A spokesman for Sussex Health Care said: “The most recent inspections by the CQC at Orchard Lodge took place in late 2017 and at the very beginning of 2018. As such they simply do not reflect the very substantial investment that has been made since the New Year in both Orchard Lodge itself and the wider organisation.
“Since these inspections we have appointed a new Chief Executive Officer with decades of experience leading care providers across the UK, who has taken the lead on operational activities.
“We have appointed a Director of Quality, Compliance and Service Improvement, who leads a newly established Quality Team, which is working independently of our Operations Team and provides critical oversight and best practice support.
“We have also appointed a new Head of Safeguarding, who is a former senior police officer with many years of experience.
“We are working tirelessly to reduce the use of agency support. When we do utilise agency support, we ensure that each individual has a staff profile in place that clearly identifies them and ensures they have the right qualifications and experience for the role they are fulfilling.

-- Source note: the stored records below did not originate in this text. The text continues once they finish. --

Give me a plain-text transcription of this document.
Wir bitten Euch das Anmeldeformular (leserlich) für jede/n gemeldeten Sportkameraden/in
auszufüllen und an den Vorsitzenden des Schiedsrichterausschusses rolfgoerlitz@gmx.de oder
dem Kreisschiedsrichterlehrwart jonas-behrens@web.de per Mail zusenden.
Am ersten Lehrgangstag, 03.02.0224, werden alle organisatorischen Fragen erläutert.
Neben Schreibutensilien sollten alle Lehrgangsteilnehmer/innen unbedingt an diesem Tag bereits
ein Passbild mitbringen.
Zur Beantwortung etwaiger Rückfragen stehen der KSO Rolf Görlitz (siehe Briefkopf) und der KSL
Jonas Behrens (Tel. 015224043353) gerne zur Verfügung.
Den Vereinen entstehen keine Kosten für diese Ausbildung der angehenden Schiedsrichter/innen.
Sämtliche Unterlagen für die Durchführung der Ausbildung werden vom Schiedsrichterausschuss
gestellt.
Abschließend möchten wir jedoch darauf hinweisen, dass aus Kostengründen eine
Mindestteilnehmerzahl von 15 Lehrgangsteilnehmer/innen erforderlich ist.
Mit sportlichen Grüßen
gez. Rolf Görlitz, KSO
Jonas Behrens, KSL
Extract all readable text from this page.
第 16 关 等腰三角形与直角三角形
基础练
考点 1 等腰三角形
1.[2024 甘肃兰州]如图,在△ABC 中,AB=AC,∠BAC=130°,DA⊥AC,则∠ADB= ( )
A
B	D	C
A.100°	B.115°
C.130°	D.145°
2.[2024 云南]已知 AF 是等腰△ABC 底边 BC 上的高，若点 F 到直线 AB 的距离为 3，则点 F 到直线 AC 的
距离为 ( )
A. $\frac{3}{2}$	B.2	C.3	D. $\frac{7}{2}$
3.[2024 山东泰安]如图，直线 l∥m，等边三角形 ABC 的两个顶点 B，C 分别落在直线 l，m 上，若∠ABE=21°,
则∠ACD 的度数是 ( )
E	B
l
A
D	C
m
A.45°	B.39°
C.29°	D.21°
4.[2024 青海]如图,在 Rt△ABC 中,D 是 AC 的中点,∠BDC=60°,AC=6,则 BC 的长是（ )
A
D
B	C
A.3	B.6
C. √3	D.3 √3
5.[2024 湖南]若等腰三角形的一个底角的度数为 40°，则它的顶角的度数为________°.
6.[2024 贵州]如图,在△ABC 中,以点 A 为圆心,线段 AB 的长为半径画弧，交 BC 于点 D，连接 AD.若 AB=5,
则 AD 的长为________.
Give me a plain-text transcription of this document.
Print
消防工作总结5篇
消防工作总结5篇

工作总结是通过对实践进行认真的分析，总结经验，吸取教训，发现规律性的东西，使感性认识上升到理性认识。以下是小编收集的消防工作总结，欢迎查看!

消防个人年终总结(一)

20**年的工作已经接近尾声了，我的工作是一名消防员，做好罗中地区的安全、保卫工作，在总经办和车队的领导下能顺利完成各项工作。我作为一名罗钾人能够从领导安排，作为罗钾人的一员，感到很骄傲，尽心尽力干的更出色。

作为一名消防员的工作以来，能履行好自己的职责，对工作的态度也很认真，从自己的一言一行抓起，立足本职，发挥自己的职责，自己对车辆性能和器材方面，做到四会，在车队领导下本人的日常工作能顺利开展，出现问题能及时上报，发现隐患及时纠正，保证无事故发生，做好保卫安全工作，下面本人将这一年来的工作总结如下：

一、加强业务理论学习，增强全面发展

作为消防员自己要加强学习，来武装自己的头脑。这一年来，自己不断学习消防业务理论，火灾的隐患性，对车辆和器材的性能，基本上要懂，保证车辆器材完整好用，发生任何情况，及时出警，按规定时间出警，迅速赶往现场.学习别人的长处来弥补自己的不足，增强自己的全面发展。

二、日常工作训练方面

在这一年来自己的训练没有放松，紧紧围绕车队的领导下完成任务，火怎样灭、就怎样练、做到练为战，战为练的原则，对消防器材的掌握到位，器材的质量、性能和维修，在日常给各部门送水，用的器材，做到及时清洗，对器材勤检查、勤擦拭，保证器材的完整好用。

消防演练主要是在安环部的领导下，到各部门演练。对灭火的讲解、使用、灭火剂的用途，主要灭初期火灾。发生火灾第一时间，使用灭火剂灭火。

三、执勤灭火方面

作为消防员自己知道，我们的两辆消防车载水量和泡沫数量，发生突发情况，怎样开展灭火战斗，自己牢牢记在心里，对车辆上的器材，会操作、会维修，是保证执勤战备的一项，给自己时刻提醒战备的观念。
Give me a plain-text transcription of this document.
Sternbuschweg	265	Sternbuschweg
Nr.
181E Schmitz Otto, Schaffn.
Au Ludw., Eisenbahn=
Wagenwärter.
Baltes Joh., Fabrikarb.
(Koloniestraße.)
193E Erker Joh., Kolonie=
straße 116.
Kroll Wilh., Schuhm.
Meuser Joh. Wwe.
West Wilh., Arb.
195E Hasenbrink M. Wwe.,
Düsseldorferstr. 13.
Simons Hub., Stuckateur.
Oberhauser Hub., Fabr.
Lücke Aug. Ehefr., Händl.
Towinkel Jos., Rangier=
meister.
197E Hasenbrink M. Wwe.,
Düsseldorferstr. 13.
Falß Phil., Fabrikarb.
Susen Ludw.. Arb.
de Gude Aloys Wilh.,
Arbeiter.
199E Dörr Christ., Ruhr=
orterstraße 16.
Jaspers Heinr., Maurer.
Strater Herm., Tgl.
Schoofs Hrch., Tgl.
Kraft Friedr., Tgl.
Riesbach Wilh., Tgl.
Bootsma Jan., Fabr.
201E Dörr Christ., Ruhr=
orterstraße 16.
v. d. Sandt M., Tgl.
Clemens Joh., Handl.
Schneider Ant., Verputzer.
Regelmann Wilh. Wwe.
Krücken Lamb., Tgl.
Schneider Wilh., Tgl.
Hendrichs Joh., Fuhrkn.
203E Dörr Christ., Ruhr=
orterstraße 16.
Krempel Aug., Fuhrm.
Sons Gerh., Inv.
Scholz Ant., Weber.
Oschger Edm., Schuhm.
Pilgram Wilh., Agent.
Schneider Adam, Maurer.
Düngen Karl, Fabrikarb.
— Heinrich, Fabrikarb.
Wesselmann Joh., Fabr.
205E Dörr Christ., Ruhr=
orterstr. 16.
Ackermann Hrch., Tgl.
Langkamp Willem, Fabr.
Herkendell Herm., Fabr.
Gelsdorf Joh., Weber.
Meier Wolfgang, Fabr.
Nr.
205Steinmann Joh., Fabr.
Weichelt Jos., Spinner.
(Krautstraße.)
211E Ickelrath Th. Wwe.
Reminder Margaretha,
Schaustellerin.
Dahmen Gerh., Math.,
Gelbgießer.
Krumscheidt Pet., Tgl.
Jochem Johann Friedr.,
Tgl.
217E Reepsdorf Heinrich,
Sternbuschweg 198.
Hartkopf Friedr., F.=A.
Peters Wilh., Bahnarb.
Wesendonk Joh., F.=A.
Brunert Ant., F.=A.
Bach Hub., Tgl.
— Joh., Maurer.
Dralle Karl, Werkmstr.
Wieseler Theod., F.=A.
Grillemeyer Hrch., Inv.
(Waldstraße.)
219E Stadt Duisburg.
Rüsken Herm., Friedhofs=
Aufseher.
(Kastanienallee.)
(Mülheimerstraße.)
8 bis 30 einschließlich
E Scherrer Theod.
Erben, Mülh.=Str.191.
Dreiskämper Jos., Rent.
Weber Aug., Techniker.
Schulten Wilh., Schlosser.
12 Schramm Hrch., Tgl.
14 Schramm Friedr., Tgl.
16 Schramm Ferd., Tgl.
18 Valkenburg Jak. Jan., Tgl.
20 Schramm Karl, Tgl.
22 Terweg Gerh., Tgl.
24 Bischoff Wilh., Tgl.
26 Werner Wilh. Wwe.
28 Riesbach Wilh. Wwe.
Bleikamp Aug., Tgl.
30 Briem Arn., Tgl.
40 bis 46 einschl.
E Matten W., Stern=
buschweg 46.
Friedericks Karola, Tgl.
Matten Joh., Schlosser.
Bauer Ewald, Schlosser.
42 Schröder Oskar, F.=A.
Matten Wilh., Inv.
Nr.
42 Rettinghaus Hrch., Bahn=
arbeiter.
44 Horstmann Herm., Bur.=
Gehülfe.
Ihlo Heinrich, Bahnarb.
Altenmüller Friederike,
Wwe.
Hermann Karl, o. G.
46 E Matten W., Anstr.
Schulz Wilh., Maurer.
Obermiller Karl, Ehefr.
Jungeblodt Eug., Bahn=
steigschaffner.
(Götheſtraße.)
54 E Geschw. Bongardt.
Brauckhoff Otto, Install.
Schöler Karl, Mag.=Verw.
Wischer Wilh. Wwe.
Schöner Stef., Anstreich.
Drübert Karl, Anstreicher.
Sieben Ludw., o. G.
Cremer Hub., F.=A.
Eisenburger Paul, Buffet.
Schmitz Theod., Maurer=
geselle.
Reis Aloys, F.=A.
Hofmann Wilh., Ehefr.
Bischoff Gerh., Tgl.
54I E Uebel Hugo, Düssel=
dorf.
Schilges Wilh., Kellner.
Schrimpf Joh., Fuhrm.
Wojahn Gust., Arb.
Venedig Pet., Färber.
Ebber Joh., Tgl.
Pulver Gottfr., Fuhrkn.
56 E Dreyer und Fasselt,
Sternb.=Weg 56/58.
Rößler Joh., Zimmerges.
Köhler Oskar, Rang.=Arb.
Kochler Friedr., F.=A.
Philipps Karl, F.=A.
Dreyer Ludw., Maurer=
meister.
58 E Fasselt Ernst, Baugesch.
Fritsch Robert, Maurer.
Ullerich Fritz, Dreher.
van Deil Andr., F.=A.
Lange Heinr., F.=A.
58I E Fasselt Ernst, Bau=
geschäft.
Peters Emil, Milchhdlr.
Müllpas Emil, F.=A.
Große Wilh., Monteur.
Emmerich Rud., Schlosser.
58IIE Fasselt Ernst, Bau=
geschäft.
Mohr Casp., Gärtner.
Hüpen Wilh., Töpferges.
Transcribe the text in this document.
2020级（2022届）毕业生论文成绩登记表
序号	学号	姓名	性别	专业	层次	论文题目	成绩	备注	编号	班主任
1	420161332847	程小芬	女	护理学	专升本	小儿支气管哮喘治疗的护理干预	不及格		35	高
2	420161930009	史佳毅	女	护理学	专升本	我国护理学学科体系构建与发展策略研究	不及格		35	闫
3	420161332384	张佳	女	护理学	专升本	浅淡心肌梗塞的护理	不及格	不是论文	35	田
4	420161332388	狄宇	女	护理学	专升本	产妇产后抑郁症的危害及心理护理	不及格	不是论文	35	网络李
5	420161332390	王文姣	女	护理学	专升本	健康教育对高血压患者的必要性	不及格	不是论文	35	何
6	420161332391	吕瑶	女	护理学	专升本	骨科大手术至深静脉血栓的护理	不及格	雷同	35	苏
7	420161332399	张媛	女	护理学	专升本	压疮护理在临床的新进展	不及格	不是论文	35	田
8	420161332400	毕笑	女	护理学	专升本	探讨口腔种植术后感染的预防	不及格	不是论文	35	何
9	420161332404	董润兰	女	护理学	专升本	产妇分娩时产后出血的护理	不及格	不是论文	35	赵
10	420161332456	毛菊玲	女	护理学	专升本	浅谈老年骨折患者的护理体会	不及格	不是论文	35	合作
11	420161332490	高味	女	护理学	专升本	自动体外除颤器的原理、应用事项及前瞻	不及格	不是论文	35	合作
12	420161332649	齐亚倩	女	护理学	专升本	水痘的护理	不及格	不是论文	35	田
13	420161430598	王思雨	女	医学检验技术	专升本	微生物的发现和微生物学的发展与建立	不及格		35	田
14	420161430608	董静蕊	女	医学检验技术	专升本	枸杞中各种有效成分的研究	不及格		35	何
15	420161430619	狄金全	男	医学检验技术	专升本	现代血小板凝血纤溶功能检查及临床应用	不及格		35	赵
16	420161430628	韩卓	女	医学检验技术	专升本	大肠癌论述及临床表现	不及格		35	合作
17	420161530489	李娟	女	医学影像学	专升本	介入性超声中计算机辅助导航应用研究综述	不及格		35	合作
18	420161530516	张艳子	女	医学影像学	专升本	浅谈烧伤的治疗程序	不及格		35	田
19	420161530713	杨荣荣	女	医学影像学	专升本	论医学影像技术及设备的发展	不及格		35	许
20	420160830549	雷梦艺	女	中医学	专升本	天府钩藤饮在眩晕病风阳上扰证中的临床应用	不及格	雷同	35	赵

“Orchard Lodge continues to make positive progress with these measures in place. The CQC acknowledges that the investment in additional staff in the home made prior to the inspections is having a positive impact, but it is deeply disappointing that the reports do not reflect the significant investments that have been made since.
“We are determined to continue to provide good quality care and support at Orchard Lodge and to work with the CQC to evidence this.”